Equivalence testing is crucial to establishing the similarity between a biosimilar and its reference product. This testing hinges on demonstrating that any differences do not alter the safety and efficacy profile of the biosimilar. Bridging justifications, on the other hand, serve as a narrative that explains any observed differences and reinforces the conclusion of similarity.

To successfully carry out equivalence testing, consider the following:

  • Choose Appropriate Testing Methods: Select methods such as clinical trials, pharmacokinetic studies, and immunogenicity assessments that will substantiate the claims of equivalence.
  • Statistical Rigor: Use robust statistical analyses to evaluate the results of equivalence testing, ensuring that your conclusions are data-driven.
  • Document Justifications: When differences are observed, it is critical to document comprehensive justifications based on scientific literature, historical data, and expert opinions.

Bridging justifications are significant for addressing any concerns raised during the dossier review and to support the claims for approval by authorities such as the EMA or the FDA.

Putting Together the Dossier: Best Practices

The compilation of the regulatory dossier is a pivotal step towards securing approval for a biosimilar. A well-structured dossier not only simplifies the review process but also stands as a testament to the quality of the product. Below are best practices for Dossier preparation:

  • Regulatory Framework Compliance: Familiarize yourself with and adhere to the guidelines set forth by regulatory authorities, including Q6B specifications for biopharmaceutical products and language stipulated by regulatory bodies.
  • Consistency in Data Presentation: Ensure that all data and documentation are presented in a consistent and logical format throughout the dossier, enhancing clarity for the reviewers.
  • Incorporate Feedback: Engage with regulatory authorities early in the process and incorporate their feedback into the dossier to minimize the likelihood of substantial revisions later.
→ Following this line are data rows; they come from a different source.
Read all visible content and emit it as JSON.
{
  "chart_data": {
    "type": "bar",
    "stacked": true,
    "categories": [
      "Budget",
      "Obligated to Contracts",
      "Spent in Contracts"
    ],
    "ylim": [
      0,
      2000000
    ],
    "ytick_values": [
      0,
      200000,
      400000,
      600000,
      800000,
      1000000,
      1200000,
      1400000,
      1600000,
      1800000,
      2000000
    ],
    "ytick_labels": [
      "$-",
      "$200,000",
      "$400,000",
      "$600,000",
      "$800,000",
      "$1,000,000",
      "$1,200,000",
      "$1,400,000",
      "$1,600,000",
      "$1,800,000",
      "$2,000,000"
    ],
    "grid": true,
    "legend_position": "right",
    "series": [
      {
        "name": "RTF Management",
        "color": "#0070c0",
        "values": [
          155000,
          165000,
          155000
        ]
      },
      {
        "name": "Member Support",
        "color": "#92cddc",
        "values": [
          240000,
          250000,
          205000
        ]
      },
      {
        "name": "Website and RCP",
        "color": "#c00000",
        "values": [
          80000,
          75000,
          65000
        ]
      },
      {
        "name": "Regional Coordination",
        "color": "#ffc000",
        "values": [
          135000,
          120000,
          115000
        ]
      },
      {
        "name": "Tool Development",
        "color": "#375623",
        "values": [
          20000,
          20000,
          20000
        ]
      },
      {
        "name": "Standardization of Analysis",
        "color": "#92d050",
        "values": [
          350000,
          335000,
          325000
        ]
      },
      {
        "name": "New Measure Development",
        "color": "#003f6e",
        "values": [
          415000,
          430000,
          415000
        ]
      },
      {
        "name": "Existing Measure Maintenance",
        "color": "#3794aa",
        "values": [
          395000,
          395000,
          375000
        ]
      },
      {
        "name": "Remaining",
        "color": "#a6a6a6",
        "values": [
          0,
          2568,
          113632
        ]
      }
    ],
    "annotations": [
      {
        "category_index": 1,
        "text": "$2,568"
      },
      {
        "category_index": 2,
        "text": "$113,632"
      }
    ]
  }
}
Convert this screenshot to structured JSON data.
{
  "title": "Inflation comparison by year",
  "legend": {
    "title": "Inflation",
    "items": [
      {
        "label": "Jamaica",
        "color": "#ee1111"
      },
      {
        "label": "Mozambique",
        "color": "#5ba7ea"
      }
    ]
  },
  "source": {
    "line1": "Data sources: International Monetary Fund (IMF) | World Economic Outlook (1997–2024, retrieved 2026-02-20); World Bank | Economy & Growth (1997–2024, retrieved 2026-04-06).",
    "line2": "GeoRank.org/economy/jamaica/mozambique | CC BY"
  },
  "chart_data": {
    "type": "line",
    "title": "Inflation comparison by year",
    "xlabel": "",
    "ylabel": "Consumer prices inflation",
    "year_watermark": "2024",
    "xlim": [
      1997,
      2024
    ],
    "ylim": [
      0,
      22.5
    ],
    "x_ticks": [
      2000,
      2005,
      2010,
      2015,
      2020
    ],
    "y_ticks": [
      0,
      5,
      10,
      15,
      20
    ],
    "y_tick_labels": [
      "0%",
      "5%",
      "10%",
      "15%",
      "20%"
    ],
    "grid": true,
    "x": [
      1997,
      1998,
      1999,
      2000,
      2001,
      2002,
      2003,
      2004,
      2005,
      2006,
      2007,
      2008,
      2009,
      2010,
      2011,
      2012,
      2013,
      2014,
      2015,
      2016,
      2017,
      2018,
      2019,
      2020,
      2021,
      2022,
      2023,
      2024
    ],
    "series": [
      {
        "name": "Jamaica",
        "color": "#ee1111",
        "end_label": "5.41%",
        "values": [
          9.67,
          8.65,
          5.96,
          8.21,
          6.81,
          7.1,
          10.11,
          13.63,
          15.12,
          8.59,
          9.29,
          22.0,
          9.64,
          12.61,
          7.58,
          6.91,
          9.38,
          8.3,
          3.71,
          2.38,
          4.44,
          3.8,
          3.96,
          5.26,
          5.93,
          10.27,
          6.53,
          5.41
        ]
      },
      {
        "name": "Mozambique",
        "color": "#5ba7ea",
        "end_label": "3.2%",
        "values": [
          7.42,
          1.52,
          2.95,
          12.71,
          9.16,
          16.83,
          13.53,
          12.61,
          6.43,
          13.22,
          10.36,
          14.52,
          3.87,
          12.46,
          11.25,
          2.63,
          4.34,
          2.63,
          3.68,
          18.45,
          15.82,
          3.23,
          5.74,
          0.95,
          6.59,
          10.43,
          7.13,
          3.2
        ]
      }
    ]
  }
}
Overall, a well-prepared dossier is instrumental in facilitating a more efficient review process, aligning with the expectations of regulatory agencies.

Conclusion: Ensuring Dossier Success

The governance of the dossier is a critical process for the successful approval of biosimilar products. By adhering to best practices in biosimilar analytical comparability, effective CQA mapping, the application of fingerprint analytics, diligent monitoring of process drift, and robust equivalence testing with detailed bridging justifications, pharmaceutical organizations can enhance their dossier’s likelihood of a successful review and approval.

In conclusion, it is imperative to maintain rigorous compliance with the regulatory framework and continually seek updates in guidelines from organizations like the WHO to ensure alignment and preparedness for the challenges and opportunities that the biosimilar market presents.